FinancialHousehold

South Africans are living hand-to-mouth

Due to the drastic changes in the economy over the past two years, South African consumers’ financial realities and concerns have also changed. For many, getting by has become a priority, while investments and building wealth have taken a back seat.

In late 2023 we undertook our third annual 1Life Generational Wealth Survey, and the most notable stat is that over 57% of respondents feel that they are just surviving, with continuous anxiety over meeting their monthly expenses, which is testament to the increased cost of living that is burdening South Africans.

Top of the list is household expenses – with over 51% of respondents having to worry about how they will meet their monthly household expenses such as rent, home loans, rates, and utilities, followed by whether or not they will be able to adequately support their families, the survey reveals. This comes as no surprise given that the Monetary Policy Committee has increased the interest rate eleven times since November 2021, and the repo rate reaching a 14-year high of 8.25%. The survey further uncovers that 31% of respondents have started a side hustle or second job to make ends meet, however 73% of them still have to use their savings and investments to get by.

“The reality is that while the situation may already be at its worst for many consumers, the economic situation may not improve anytime soon. With job cuts and the increase in inflation in the past two years, many families are living hand-to-mouth, with no means to save for emergencies, let alone build generational wealth for their families,” says Brina Biggs, Senior Manager at 1Life Insurance.

As the economic situation worsens, so does the pressure to be financially secure. In fact, 87% of the survey respondents are expected to create generational wealth to secure their families’ financial future. Similarly, 84% see the significance of leaving generational wealth for their loved ones.

Unfortunately, though, less than 50% have been able to keep all their policies in the past year. This means that should the breadwinner pass, families are left financially vulnerable. For many families, insurance is there to break the cycle of poverty and move a family into a cycle of generational wealth and therefore, having those important conversations with your insurer or broker to find the best way to keep your cover in place is key.

“While many may feel that the lack of financial insurance is justifiable under these circumstances, the reality is that this is one of the building blocks to creating financial security and future wealth for your family. It should, therefore, be a key priority in one’s monthly expenses, but understandably, putting food on the table will always take top priority,” adds Biggs.

Talking about putting food on the table – the research shows that 51% of respondents have had to take out a microloan or an advance on their salary (monthly) to do just this, as well as cover transport costs, and other living expenses.

“The reality is that while taking out a loan may offer short-term relief from financial stress, the act itself has a snowball effect on earnings – making one poorer, as they often cannot recoup the money each month that they took from the month before. At this point, the solution is to start planning on how this cycle can be stopped before one finds themselves in debt review, or worse, bankruptcy,” says Biggs.

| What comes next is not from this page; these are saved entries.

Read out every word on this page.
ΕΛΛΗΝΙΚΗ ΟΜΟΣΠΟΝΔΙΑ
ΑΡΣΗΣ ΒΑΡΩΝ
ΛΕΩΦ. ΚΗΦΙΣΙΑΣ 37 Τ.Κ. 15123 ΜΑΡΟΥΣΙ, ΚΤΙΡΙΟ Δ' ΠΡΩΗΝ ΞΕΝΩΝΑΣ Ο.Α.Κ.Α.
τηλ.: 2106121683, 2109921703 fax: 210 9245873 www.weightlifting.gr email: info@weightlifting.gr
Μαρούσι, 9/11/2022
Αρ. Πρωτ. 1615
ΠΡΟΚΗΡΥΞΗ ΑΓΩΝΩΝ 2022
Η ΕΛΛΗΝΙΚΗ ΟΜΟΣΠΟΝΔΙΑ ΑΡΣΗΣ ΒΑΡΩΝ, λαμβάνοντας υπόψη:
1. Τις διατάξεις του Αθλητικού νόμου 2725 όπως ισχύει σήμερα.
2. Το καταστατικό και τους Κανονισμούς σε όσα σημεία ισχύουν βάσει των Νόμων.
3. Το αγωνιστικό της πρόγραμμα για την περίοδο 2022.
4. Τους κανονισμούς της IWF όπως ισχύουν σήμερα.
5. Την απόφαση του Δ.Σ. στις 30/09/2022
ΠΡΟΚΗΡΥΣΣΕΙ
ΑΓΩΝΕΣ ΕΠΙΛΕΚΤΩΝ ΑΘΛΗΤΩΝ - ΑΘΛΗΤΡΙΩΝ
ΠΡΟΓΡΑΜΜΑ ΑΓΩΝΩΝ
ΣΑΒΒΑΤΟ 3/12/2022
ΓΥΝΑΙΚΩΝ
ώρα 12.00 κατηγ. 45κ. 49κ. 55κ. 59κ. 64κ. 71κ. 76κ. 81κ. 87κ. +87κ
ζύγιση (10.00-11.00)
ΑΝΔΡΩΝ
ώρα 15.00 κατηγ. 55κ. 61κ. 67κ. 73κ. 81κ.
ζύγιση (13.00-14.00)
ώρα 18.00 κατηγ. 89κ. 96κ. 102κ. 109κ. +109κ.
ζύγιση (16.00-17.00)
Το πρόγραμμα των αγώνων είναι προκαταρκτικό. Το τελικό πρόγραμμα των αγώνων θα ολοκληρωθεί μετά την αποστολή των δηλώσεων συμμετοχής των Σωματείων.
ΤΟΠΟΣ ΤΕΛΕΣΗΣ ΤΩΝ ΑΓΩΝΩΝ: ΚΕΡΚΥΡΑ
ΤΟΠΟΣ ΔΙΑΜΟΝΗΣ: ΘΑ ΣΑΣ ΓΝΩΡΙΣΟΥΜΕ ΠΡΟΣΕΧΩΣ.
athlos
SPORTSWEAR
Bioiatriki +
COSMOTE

When looking at the respondents’ perception of wealth-building methods, the survey revealed that most respondents (22%) associate wealth with assets like property inherited from relatives/parents. While this is correct, there are various other methods available to build wealth, and it is encouraging to note that 89% of respondents think Life Cover is one of them. This outcome indicates significant improvement in the understanding of what wealth generation means and how it can be achieved.

“We cannot deny that the current economic reality has been harsh on the pocket, but now is not the time for consumers to let their guard down. In fact, one should be seeking financial education, and speaking to their financial advisor or insurer, to determine the best way to financially navigate these difficult times,” Biggs continues.

“This situation is not unique to one person, so don’t feel alone! With so many South African’s already cash strapped, one needs to talk about these things honestly, and get your household to understand where you are financially. This way, families can work as a team to hold fast as we hope for rates to fall and the cost of living to come down later in 2024,” concludes Biggs.